O presidente dos EUA afirmou que a cessão do território seria feita "sem qualquer motivo" e alertou que a China e a Rússia já teriam tomado nota do que considera "um ato de total fraqueza" por parte de Londres.
Trump relacionou diretamente essa decisão com sua insistência de que os EUA devem "adquirir" a Groenlândia, argumentando que somente a força garante o respeito internacional.
Segundo ele, sob sua liderança, os EUA são agora "respeitados como nunca antes" e criticou tanto o Reino Unido quanto a Dinamarca e outros aliados europeus, aos quais instou a "fazer o que é certo".
A ameaça que rachou a OTAN
- Trump tem insistido em conseguir, "de um jeito ou de outro", que a Groenlândia passe a fazer parte dos Estados Unidos, alegando que barcos de várias nações navegam perto da costa norte americana e que, por isso, Washington precisa "ficar atento". "Sim, precisamos da Groenlândia, absolutamente. Precisamos dela para nossa defesa", reforçou Trump. O presidente deixou claro que não descarta a via militar para se apropriar do território, embora promova preferencialmente a via de um acordo financeiro.

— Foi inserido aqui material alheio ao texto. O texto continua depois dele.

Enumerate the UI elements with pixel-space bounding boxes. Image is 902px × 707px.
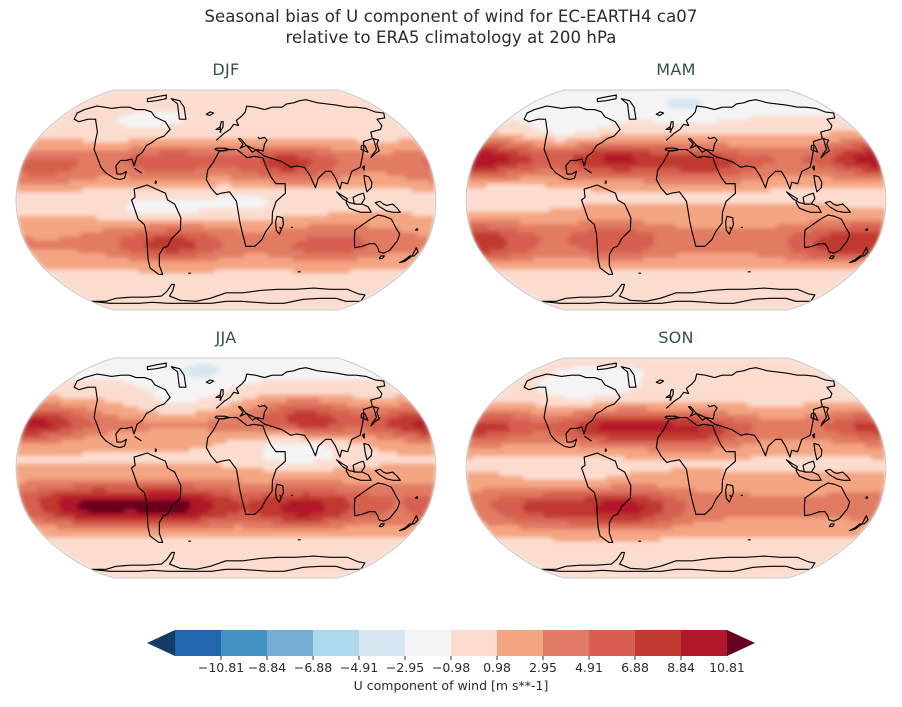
figure-title-line1: Seasonal bias of U component of wind for… [204,7,698,26]
colorbar-tick-0: −10.81 [197,660,245,675]
map-panel-jja[interactable]: JJA [12,328,440,582]
panel-title-son: SON [658,328,694,347]
map-jja [12,354,440,582]
colorbar-tick-labels: −10.81 −8.84 −6.88 −4.91 −2.95 −0.98 0.98 2.95 4… [0,660,902,676]
figure-title-line2: relative to ERA5 climatology at 200 hPa [285,28,617,47]
map-panel-mam[interactable]: MAM [462,60,890,314]
map-son [462,354,890,582]
panel-title-jja: JJA [215,328,237,347]
map-panel-djf[interactable]: DJF [12,60,440,314]
colorbar-tick-2: −6.88 [293,660,333,675]
colorbar-tick-1: −8.84 [247,660,287,675]
colorbar-tick-11: 10.81 [709,660,745,675]
colorbar-tick-5: −0.98 [431,660,471,675]
colorbar-tick-8: 4.91 [575,660,603,675]
map-djf [12,86,440,314]
colorbar-tick-9: 6.88 [621,660,649,675]
colorbar-tick-10: 8.84 [667,660,695,675]
colorbar-tick-4: −2.95 [385,660,425,675]
colorbar-swatches [0,628,902,666]
figure-title: Seasonal bias of U component of wind for… [0,6,902,48]
panel-title-djf: DJF [212,60,240,79]
colorbar-tick-3: −4.91 [339,660,379,675]
colorbar[interactable]: −10.81 −8.84 −6.88 −4.91 −2.95 −0.98 0.98 2.95 4… [0,628,902,707]
map-panel-son[interactable]: SON [462,328,890,582]
panel-title-mam: MAM [656,60,696,79]
map-mam [462,86,890,314]
colorbar-tick-7: 2.95 [529,660,557,675]
colorbar-tick-6: 0.98 [483,660,511,675]
colorbar-axis-label: U component of wind [m s**-1] [353,678,549,693]
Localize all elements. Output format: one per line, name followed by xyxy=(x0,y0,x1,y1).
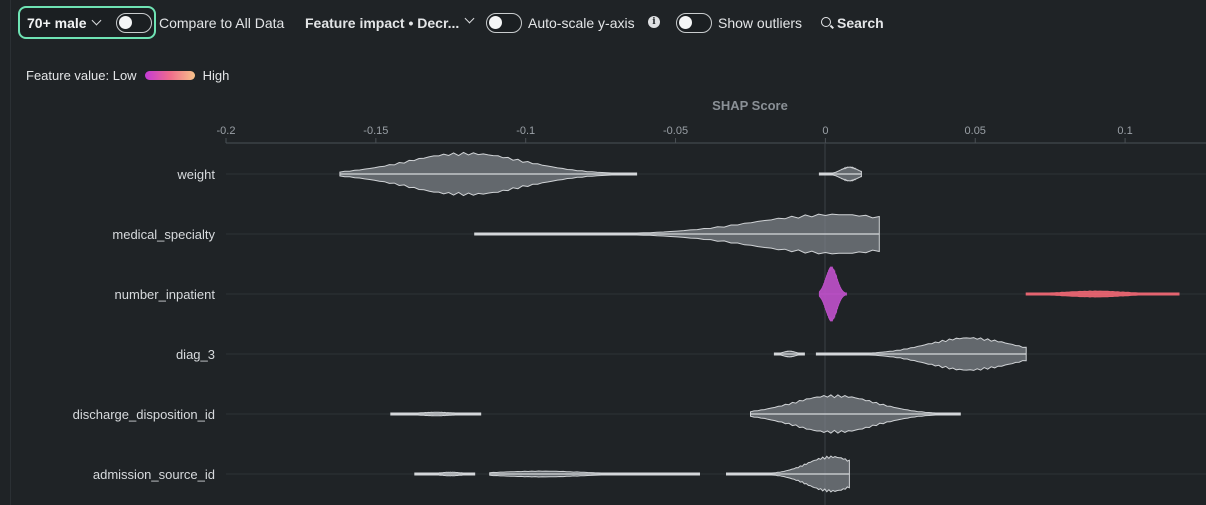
cohort-label: 70+ male xyxy=(27,14,87,31)
x-axis-label: SHAP Score xyxy=(712,98,788,113)
toggle-knob xyxy=(679,16,692,29)
toggle-knob xyxy=(119,16,132,29)
outliers-label: Show outliers xyxy=(718,15,803,31)
compare-label: Compare to All Data xyxy=(159,15,285,31)
search-icon[interactable] xyxy=(821,17,831,27)
sort-dropdown[interactable]: Feature impact • Decr... xyxy=(305,15,460,31)
cohort-dropdown[interactable]: 70+ male xyxy=(18,6,156,39)
feature-label: medical_specialty xyxy=(112,227,215,242)
feature-row[interactable]: number_inpatient xyxy=(115,266,1206,322)
feature-value-legend: Feature value: Low High xyxy=(26,68,229,83)
feature-label: admission_source_id xyxy=(93,467,215,482)
panel-border xyxy=(10,0,11,505)
search-button[interactable]: Search xyxy=(837,15,884,31)
feature-row[interactable]: weight xyxy=(176,151,1206,197)
x-tick-label: 0.1 xyxy=(1117,125,1132,137)
x-tick-label: 0.05 xyxy=(965,125,986,137)
feature-label: weight xyxy=(176,167,215,182)
x-axis-ticks: -0.2 -0.15 -0.1 -0.05 0 0.05 0.1 xyxy=(217,125,1133,143)
feature-label: number_inpatient xyxy=(115,287,216,302)
outliers-toggle[interactable] xyxy=(676,13,712,33)
info-icon[interactable]: i xyxy=(648,16,660,28)
feature-row[interactable]: diag_3 xyxy=(176,337,1206,371)
toggle-knob xyxy=(489,16,502,29)
feature-label: diag_3 xyxy=(176,347,215,362)
x-tick-label: 0 xyxy=(822,125,828,137)
feature-row[interactable]: discharge_disposition_id xyxy=(73,394,1206,434)
compare-toggle[interactable] xyxy=(116,13,152,33)
feature-label: discharge_disposition_id xyxy=(73,407,215,422)
feature-row[interactable]: medical_specialty xyxy=(112,213,1206,255)
x-tick-label: -0.05 xyxy=(663,125,688,137)
autoscale-label: Auto-scale y-axis xyxy=(528,15,635,31)
legend-high-label: High xyxy=(202,68,230,83)
feature-row[interactable]: admission_source_id xyxy=(93,455,1206,493)
autoscale-toggle[interactable] xyxy=(486,13,522,33)
violin-rows: weight medical_specialty number_inpatientd… xyxy=(73,151,1206,493)
x-tick-label: -0.1 xyxy=(516,125,535,137)
legend-gradient xyxy=(144,71,195,80)
x-tick-label: -0.2 xyxy=(217,125,236,137)
x-tick-label: -0.15 xyxy=(363,125,388,137)
toolbar: 70+ male Compare to All Data Feature imp… xyxy=(0,0,1206,46)
legend-low-label: Feature value: Low xyxy=(26,68,137,83)
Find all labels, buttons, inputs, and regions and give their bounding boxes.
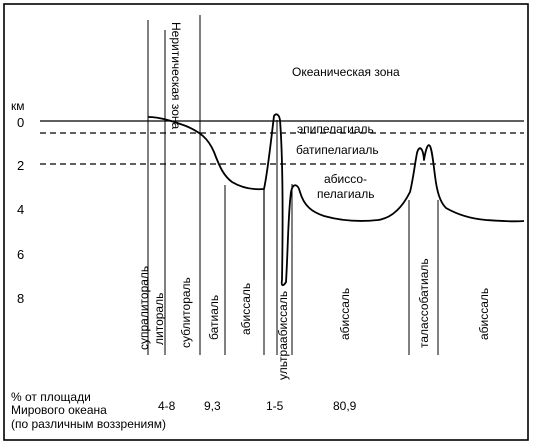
depth-tick-label: 6 bbox=[17, 247, 24, 262]
benthic-zone-label: сублитораль bbox=[179, 277, 193, 348]
benthic-zone-label: литораль bbox=[152, 293, 166, 345]
benthic-zone-label: абиссаль bbox=[239, 283, 253, 335]
benthic-zone-label: талассобатиаль bbox=[417, 258, 431, 348]
batipelagial-label: батипелагиаль bbox=[296, 143, 379, 157]
percentage-value: 80,9 bbox=[333, 399, 357, 413]
figure-border bbox=[3, 3, 529, 441]
zone-separators bbox=[147, 15, 439, 355]
neritic-zone-label: Неритическая зона bbox=[169, 22, 183, 130]
epipelagial-label: эпипелагиаль bbox=[297, 122, 374, 136]
depth-tick-label: 8 bbox=[17, 291, 24, 306]
benthic-zone-label: супралитораль bbox=[137, 266, 151, 350]
footnote-line-1: % от площади bbox=[11, 390, 91, 404]
percentage-value: 1-5 bbox=[266, 399, 284, 413]
percentage-value: 9,3 bbox=[204, 399, 221, 413]
benthic-zone-labels: супралитораль литораль сублитораль батиа… bbox=[137, 258, 491, 380]
footnote-line-3: (по различным воззрениям) bbox=[11, 417, 166, 431]
ocean-floor-profile bbox=[147, 113, 525, 287]
depth-tick-label: 4 bbox=[17, 202, 24, 217]
benthic-zone-label: абиссаль bbox=[338, 288, 352, 340]
axis-unit-label: км bbox=[11, 99, 25, 113]
benthic-zone-label: батиаль bbox=[207, 295, 221, 340]
benthic-zone-label: ультраабиссаль bbox=[276, 291, 290, 380]
benthic-zone-label: абиссаль bbox=[477, 288, 491, 340]
percentage-value: 4-8 bbox=[158, 399, 176, 413]
depth-tick-label: 0 bbox=[17, 115, 24, 130]
abissopelagial-label: абиссо- bbox=[324, 172, 367, 186]
oceanic-zone-label: Океаническая зона bbox=[292, 65, 400, 79]
depth-tick-label: 2 bbox=[17, 158, 24, 173]
abissopelagial-label: пелагиаль bbox=[317, 187, 374, 201]
depth-ticks: 0 2 4 6 8 bbox=[17, 115, 24, 306]
footnote-line-2: Мирового океана bbox=[11, 403, 107, 417]
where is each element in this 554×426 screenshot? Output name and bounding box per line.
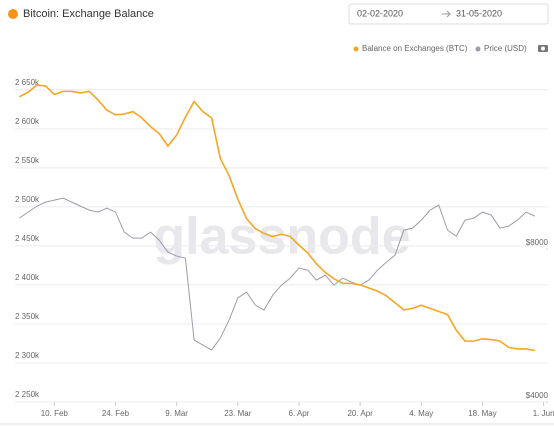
y-tick-label: 2 250k xyxy=(15,390,40,399)
legend-label[interactable]: Price (USD) xyxy=(484,44,527,53)
camera-lens xyxy=(541,46,545,51)
x-tick-label: 4. May xyxy=(409,409,433,418)
legend-marker xyxy=(353,46,359,52)
y2-tick-label: $8000 xyxy=(526,238,549,247)
x-tick-label: 1. Jun xyxy=(533,409,554,418)
arrow-head xyxy=(446,10,451,18)
y2-tick-label: $4000 xyxy=(526,391,549,400)
x-tick-label: 18. May xyxy=(468,409,496,418)
date-to[interactable]: 31-05-2020 xyxy=(456,8,502,18)
y-tick-label: 2 400k xyxy=(15,273,40,282)
x-tick-label: 24. Feb xyxy=(102,409,130,418)
chart-title: Bitcoin: Exchange Balance xyxy=(23,8,154,20)
x-tick-label: 23. Mar xyxy=(224,409,251,418)
y-tick-label: 2 650k xyxy=(15,78,40,87)
legend-label[interactable]: Balance on Exchanges (BTC) xyxy=(362,44,468,53)
y-tick-label: 2 600k xyxy=(15,117,40,126)
y-tick-label: 2 500k xyxy=(15,195,40,204)
x-tick-label: 6. Apr xyxy=(289,409,310,418)
legend-marker xyxy=(475,46,481,52)
y-tick-label: 2 300k xyxy=(15,351,40,360)
y-tick-label: 2 450k xyxy=(15,234,40,243)
bitcoin-icon xyxy=(8,9,18,19)
date-from[interactable]: 02-02-2020 xyxy=(357,8,403,18)
line-series xyxy=(18,84,536,352)
x-tick-label: 10. Feb xyxy=(41,409,69,418)
y-tick-label: 2 350k xyxy=(15,312,40,321)
line-series xyxy=(19,197,536,351)
x-tick-label: 9. Mar xyxy=(165,409,188,418)
x-tick-label: 20. Apr xyxy=(347,409,373,418)
y-tick-label: 2 550k xyxy=(15,156,40,165)
watermark: glassnode xyxy=(153,208,410,266)
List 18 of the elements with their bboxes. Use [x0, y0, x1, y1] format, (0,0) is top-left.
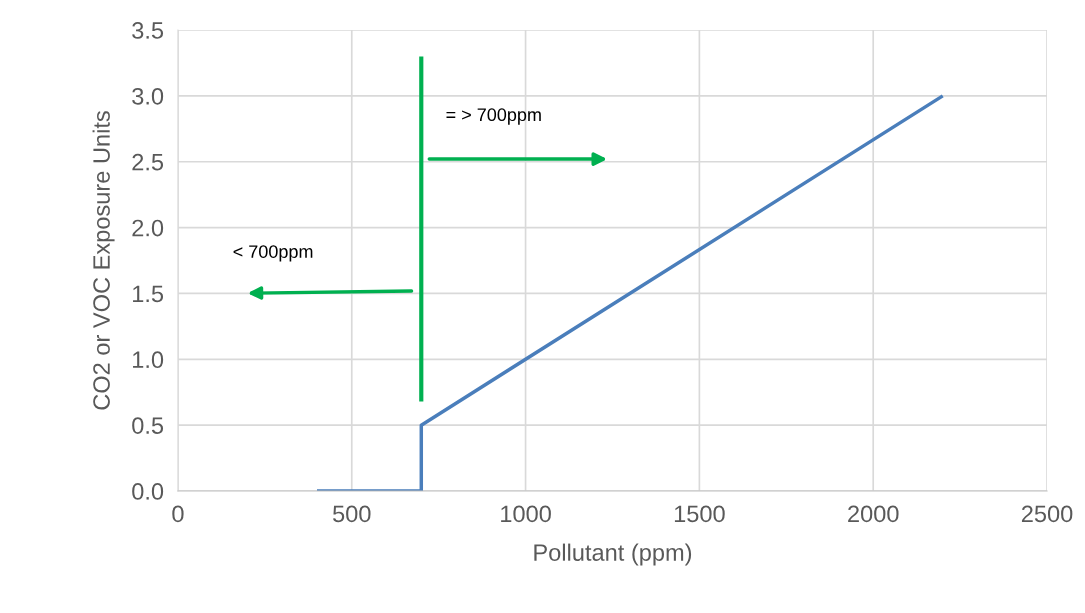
- x-tick-label: 1500: [674, 505, 725, 523]
- y-tick-label: 3.0: [132, 87, 164, 105]
- y-tick-label: 1.5: [133, 285, 164, 303]
- x-tick-label: 2500: [1021, 505, 1073, 523]
- y-tick-label: 2.5: [132, 153, 164, 171]
- y-axis-title: CO2 or VOC Exposure Units: [92, 111, 115, 410]
- x-tick-label: 1000: [501, 505, 551, 523]
- y-tick-label: 3.5: [132, 22, 164, 39]
- x-tick-label: 2000: [848, 505, 899, 523]
- y-tick-label: 0.0: [132, 483, 164, 500]
- x-tick-label: 0: [172, 505, 184, 523]
- x-tick-label: 500: [333, 505, 371, 523]
- annotation: = > 700ppm: [446, 108, 541, 125]
- y-tick-label: 2.0: [132, 219, 164, 237]
- x-axis-title: Pollutant (ppm): [534, 543, 692, 566]
- annotation: < 700ppm: [233, 245, 313, 262]
- y-tick-label: 0.5: [132, 417, 164, 434]
- y-tick-label: 1.0: [133, 351, 164, 369]
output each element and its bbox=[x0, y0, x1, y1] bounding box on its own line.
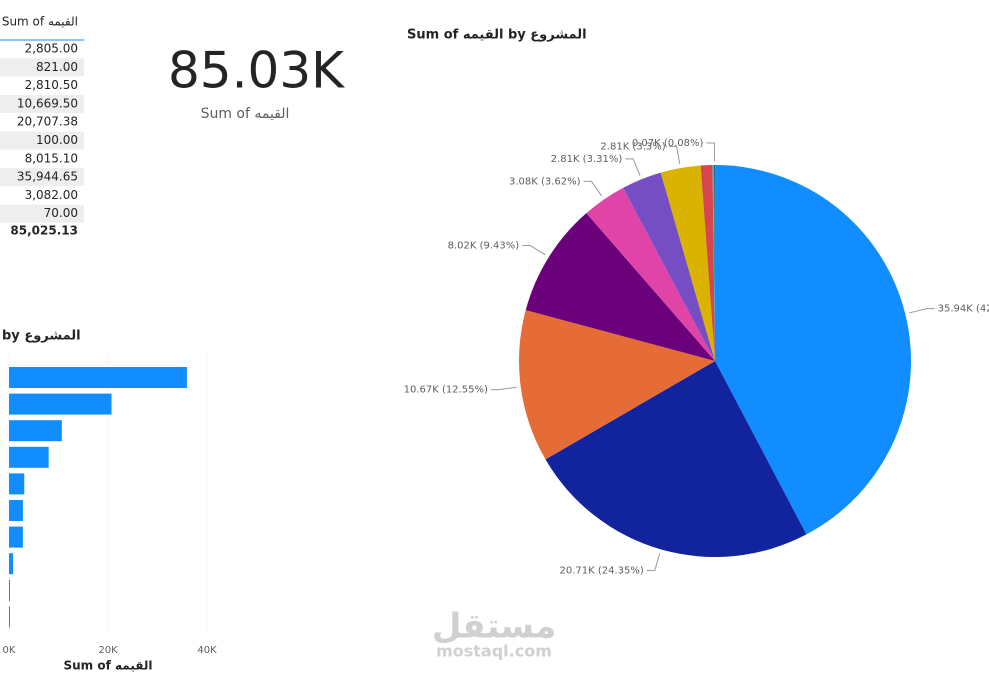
data-label: 0.07K (0.08%) bbox=[632, 138, 704, 149]
pie-slice bbox=[660, 165, 715, 361]
pie-slice bbox=[700, 165, 715, 361]
table-header: Sum of القيمه bbox=[2, 15, 78, 29]
table-cell: 100.00 bbox=[36, 133, 78, 147]
leader-line bbox=[583, 180, 603, 197]
data-label: 10.67K (12.55%) bbox=[404, 385, 488, 396]
row-band bbox=[0, 168, 84, 187]
pie-slice bbox=[545, 361, 807, 557]
leader-line bbox=[668, 145, 681, 165]
table-cell: 821.00 bbox=[36, 60, 78, 74]
pie-slice bbox=[712, 165, 715, 361]
card-label: Sum of القيمه bbox=[201, 106, 290, 122]
data-label: 8.02K (9.43%) bbox=[448, 240, 520, 251]
chart-title: by المشروع bbox=[2, 329, 81, 344]
table-cell: 8,015.10 bbox=[25, 151, 78, 165]
chart-title: Sum of القيمه by المشروع bbox=[407, 28, 587, 43]
leader-line bbox=[909, 308, 935, 314]
data-label: 2.81K (3.31%) bbox=[551, 154, 623, 165]
data-label: 2.81K (3.3%) bbox=[600, 141, 665, 152]
leader-line bbox=[522, 244, 546, 256]
leader-line bbox=[706, 142, 715, 162]
pie-slice bbox=[525, 213, 715, 361]
bar bbox=[9, 367, 187, 388]
bar bbox=[9, 473, 25, 495]
row-band bbox=[0, 58, 84, 77]
row-band bbox=[0, 131, 84, 150]
table-total: 85,025.13 bbox=[10, 224, 78, 238]
bar bbox=[9, 446, 49, 468]
table-cell: 35,944.65 bbox=[17, 170, 78, 184]
watermark-url: mostaql.com bbox=[436, 642, 552, 661]
x-tick-label: 0K bbox=[3, 645, 16, 656]
bar bbox=[9, 526, 23, 548]
bar bbox=[9, 393, 112, 415]
bar bbox=[9, 420, 62, 442]
x-axis-title: Sum of القيمه bbox=[64, 659, 153, 673]
card-value: 85.03K bbox=[168, 42, 345, 100]
table-cell: 20,707.38 bbox=[17, 115, 78, 129]
leader-line bbox=[490, 386, 517, 391]
data-label: 3.08K (3.62%) bbox=[509, 176, 581, 187]
bar bbox=[9, 500, 23, 521]
pie-slice bbox=[623, 172, 715, 361]
table-cell: 2,810.50 bbox=[25, 78, 78, 92]
pie-slice bbox=[715, 165, 911, 535]
data-label: 20.71K (24.35%) bbox=[560, 566, 644, 577]
row-band bbox=[0, 94, 84, 113]
bar bbox=[9, 579, 10, 601]
row-band bbox=[0, 204, 84, 223]
table-cell: 10,669.50 bbox=[17, 96, 78, 110]
table-cell: 70.00 bbox=[44, 206, 78, 220]
leader-line bbox=[646, 553, 661, 572]
data-label: 35.94K (42.28%) bbox=[938, 304, 989, 315]
watermark-title: مستقل bbox=[432, 607, 556, 647]
table-cell: 2,805.00 bbox=[25, 42, 78, 56]
bar bbox=[9, 606, 10, 628]
pie-slice bbox=[586, 187, 715, 361]
x-tick-label: 40K bbox=[197, 645, 217, 656]
pie-slice bbox=[519, 310, 715, 460]
leader-line bbox=[625, 158, 641, 176]
bar bbox=[9, 553, 14, 575]
pie-slice bbox=[713, 165, 715, 361]
x-tick-label: 20K bbox=[98, 645, 118, 656]
table-cell: 3,082.00 bbox=[25, 188, 78, 202]
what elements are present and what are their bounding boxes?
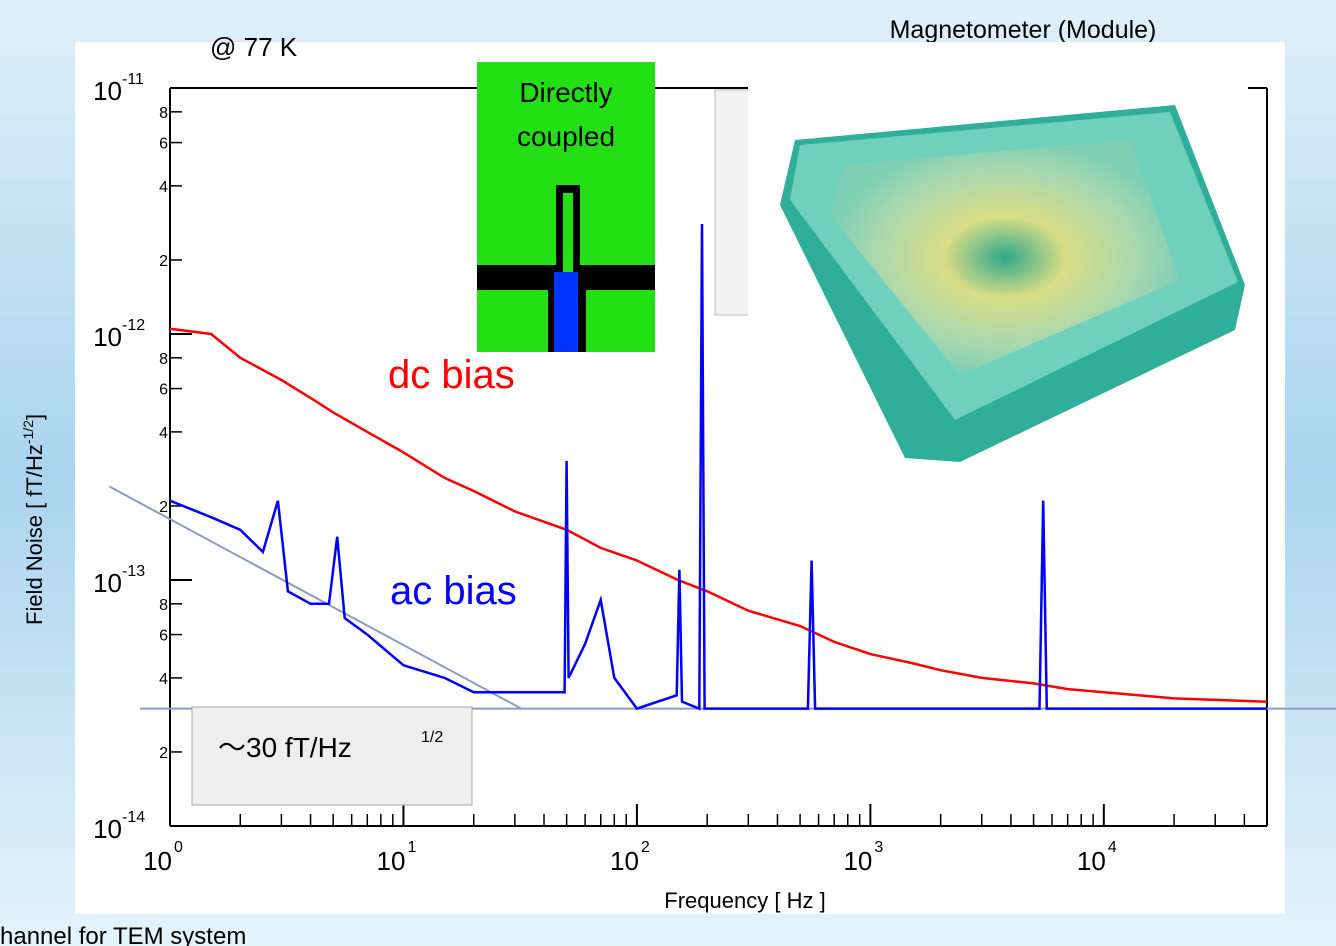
y-tick-label: 10 bbox=[93, 76, 122, 106]
inset-label: Directly bbox=[519, 77, 612, 108]
x-tick-power: 3 bbox=[874, 839, 883, 856]
y-tick-label: 10 bbox=[93, 568, 122, 598]
x-tick-label: 10 bbox=[610, 846, 639, 876]
y-minor-label: 2 bbox=[159, 253, 168, 270]
y-minor-label: 4 bbox=[159, 179, 168, 196]
annotation-sup: 1/2 bbox=[421, 729, 443, 746]
y-axis-label-tail: ] bbox=[22, 414, 47, 420]
y-axis-label: Field Noise [ fT/Hz-1/2] bbox=[20, 414, 47, 625]
y-minor-label: 8 bbox=[159, 105, 168, 122]
x-axis-label: Frequency [ Hz ] bbox=[664, 888, 825, 913]
slide: @ 77 K Magnetometer (Module) 10-1410-131… bbox=[0, 0, 1336, 946]
chart-title: @ 77 K bbox=[210, 32, 298, 62]
y-axis-label-text: Field Noise [ fT/Hz bbox=[22, 444, 47, 625]
x-tick-power: 4 bbox=[1108, 839, 1117, 856]
y-tick-label: 10 bbox=[93, 322, 122, 352]
y-axis-label-sup: -1/2 bbox=[20, 420, 36, 444]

- França, Alemanha, Suécia e Noruega se juntaram em uma missão militar de treinamento na Groenlândia na quinta-feira (15), denominada 'Arctic Endurance'. Como parte da Dinamarca, o território é protegido pela OTAN.
- Trump anunciou sua resposta aos exercícios militares no sábado (17), divulgando a imposição de uma tarifa de 10% sobre todos os produtos aos países europeus que participaram do treinamento. Vigorando a partir de 1º de fevereiro, as taxas aumentariam para 25% em 1º de junho de 2026.
- Oito países afetados pelas tarifas — todos membros da OTAN — divulgaram uma declaração conjunta no domingo (18), na qual condenam as medidas de Trump por "minar as relações transatlânticas e acarretar o risco de uma perigosa espiral descendente". O presidente francês Emmanuel Macron declarou no mesmo dia que mobilizará a União Europeia para aplicar sua 'bazuca comercial' contra os Estados Unidos — um pacote de medidas poderia bloquear o acesso dos EUA aos mercados da UE.